Solo cuatro de los once cuerpos del enterramiento lenense pueden ofrecer muestras de ADN válidas, y hasta ahora no hay coincidencias

Recreación de cómo colocaron los cadáveres en la fosa común de Parasimón, en Lena.

Las once personas asesinadas y enterradas en la fosa de Parasimón (Lena) buscan sus nombres. El laboratorio ha finalizado ya las pruebas de ADN de los restos recuperados durante la excavación en la zona, abanderada por la Asociación Amigos y Familiares “Fosa Parasimón”, y hay cuatro muestras válidas para su comparación con familiares vivos. Desafortunadamente, ningún resto ha arrojado coincidencias con los familiares de Luis Cienfuegos, máximos impulsores de esta investigación. Ahora se estudia la posibilidad de estudiar un segundo enterramiento en la zona.

Fueron estos familiares los que ubicaron la fosa de Parasimón, gracias al relato de un vecino anciano que aseguró haber presenciado el fusilamiento, en esa zona del puerto de Pajares, siendo aún un niño. Ocurrió el 11 de noviembre de 1937. Ese mismo vecino reconoció, entre los cuerpos ya sin vida, a Luis Cienfuegos: era un vecino de Parana (Lena), que se había casado en Aller. Trabajó en el Ayuntamiento durante la República.

Las excavaciones, con Antxoka Martínez y Paco Etxeberría

Tras conocer estos detalles de la historia, los familiares de Luis Cienfuegos iniciaron un arduo trabajo para dar con su ancestro.

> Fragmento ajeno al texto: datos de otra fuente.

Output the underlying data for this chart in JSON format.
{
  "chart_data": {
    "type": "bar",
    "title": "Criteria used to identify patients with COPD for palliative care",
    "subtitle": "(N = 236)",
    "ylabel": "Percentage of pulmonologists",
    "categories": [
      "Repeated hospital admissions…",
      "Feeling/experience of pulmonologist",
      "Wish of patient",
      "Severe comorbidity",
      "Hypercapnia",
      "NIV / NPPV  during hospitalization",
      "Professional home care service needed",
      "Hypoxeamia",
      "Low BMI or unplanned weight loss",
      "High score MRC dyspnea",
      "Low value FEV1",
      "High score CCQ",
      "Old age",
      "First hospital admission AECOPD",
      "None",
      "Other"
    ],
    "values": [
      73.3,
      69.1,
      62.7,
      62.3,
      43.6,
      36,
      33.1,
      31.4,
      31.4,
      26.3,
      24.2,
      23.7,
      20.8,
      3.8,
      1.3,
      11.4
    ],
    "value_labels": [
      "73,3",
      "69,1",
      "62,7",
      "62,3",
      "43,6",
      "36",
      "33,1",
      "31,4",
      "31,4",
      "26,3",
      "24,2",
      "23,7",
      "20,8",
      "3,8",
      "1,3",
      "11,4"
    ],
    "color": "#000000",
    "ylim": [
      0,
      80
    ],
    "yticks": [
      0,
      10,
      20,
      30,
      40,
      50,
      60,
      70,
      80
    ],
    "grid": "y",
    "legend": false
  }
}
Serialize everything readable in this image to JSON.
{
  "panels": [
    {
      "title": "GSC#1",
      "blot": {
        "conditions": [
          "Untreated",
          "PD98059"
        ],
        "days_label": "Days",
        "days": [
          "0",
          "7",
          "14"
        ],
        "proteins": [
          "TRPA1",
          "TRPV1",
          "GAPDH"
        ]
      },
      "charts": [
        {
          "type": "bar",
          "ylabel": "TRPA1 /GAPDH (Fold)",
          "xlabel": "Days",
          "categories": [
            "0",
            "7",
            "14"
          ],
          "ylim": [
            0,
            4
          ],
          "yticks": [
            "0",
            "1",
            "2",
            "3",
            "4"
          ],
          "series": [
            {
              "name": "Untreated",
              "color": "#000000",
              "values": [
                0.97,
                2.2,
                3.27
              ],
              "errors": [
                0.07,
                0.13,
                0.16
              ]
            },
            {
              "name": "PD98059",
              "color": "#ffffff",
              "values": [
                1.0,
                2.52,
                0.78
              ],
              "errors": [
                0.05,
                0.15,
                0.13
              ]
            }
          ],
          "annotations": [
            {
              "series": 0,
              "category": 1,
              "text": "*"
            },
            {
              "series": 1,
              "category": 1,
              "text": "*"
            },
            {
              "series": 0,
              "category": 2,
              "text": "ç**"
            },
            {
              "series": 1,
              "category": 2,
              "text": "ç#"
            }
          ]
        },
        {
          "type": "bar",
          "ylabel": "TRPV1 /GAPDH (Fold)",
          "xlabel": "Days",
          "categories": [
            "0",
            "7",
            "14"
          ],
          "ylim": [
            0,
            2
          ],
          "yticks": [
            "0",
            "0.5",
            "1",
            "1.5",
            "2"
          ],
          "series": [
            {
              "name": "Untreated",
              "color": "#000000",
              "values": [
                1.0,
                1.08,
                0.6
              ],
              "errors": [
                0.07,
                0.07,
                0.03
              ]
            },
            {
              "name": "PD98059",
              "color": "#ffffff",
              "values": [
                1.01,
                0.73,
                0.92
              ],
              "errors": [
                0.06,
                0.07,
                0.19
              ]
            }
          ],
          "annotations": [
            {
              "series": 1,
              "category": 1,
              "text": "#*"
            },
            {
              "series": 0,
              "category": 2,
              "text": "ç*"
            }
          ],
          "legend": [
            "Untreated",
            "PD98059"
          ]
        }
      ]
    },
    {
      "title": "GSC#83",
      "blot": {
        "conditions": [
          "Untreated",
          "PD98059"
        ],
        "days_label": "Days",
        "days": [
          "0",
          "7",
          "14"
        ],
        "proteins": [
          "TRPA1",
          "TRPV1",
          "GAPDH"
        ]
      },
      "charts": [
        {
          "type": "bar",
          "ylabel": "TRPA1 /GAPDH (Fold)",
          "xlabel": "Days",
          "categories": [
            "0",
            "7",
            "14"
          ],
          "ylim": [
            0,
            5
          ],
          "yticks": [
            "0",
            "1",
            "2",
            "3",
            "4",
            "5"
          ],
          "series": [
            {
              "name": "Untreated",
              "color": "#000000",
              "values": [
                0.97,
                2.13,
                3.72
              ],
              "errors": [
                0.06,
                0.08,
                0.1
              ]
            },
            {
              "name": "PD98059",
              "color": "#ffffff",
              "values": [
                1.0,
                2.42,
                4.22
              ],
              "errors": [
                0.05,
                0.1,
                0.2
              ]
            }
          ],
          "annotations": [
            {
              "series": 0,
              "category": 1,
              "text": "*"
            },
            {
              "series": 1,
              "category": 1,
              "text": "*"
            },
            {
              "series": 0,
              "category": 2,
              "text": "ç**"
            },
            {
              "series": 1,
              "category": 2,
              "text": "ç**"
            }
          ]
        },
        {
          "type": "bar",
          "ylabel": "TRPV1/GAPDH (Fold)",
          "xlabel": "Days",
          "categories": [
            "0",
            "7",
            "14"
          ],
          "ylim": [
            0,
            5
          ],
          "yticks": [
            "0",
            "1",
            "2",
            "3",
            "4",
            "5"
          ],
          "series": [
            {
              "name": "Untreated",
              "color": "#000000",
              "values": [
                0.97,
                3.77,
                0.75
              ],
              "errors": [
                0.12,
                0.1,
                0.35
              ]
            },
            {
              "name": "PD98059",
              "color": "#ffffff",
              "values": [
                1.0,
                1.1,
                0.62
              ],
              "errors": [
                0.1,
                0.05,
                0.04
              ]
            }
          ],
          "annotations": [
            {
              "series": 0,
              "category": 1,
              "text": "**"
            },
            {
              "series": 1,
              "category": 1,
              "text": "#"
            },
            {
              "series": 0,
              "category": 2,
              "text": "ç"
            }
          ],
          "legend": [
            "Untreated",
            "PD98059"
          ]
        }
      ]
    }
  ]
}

Comenzaron con una prospección, que llevó a cabo el arqueólogo Antxoka Martínez. Arrojó datos importantes: en la zona se había producido un fusilamiento para el que se empleó una gran cantidad de munición.

Llegó una campaña sin precedentes: mediante “crowdfounding” (micromecenazgo en la red), consiguieron fondos para una investigación completa. Entre los antropólogos participantes estuvo el reputado Paco Etxeberría –conocido por su labor en investigaciones forenses como el “caso Bretón”–. Trabajaron en la fosa durante un fin de semana: suficiente para desenterrar la verdad.

En la fosa de Parasimón fueron “paseados” once hombres. Todos adultos y, muy probablemente, del concejo de Aller. “Sabemos que Luis Cienfuegos estaba entre ellos, por lo que suponemos que el resto de personas asesinadas también residían en el mismo valle”, explicó Antxoka Martínez. Fueron colocados como un pelotón de fusilamiento y la magnitud de munición indica que sus asesinos no eran expertos tiradores. De estas once personas, debido a la acidez del suelo, solo cuatro ofrecen restos de ADN viables para ser analizados. “Nos queda también el análisis antropológico”, destacó Martínez. Este método permite identificar a los individuos a través de peculiaridades físicas: una ligera cojera, una fractura ósea o la altura.

En Parasimón aún no está todo el trabajo hecho. Los esfuerzos de la entidad de Amigos y Familiares “Fosa Parasimón” y de Antxoka Martínez se centran ahora en investigar un segundo enterramiento en la misma zona. Se sabe poco, hasta el momento. Todo parece indicar que hubo más víctimas y que se ejecutaron de forma desordenada, y no a través de un pelotón de fusilamiento.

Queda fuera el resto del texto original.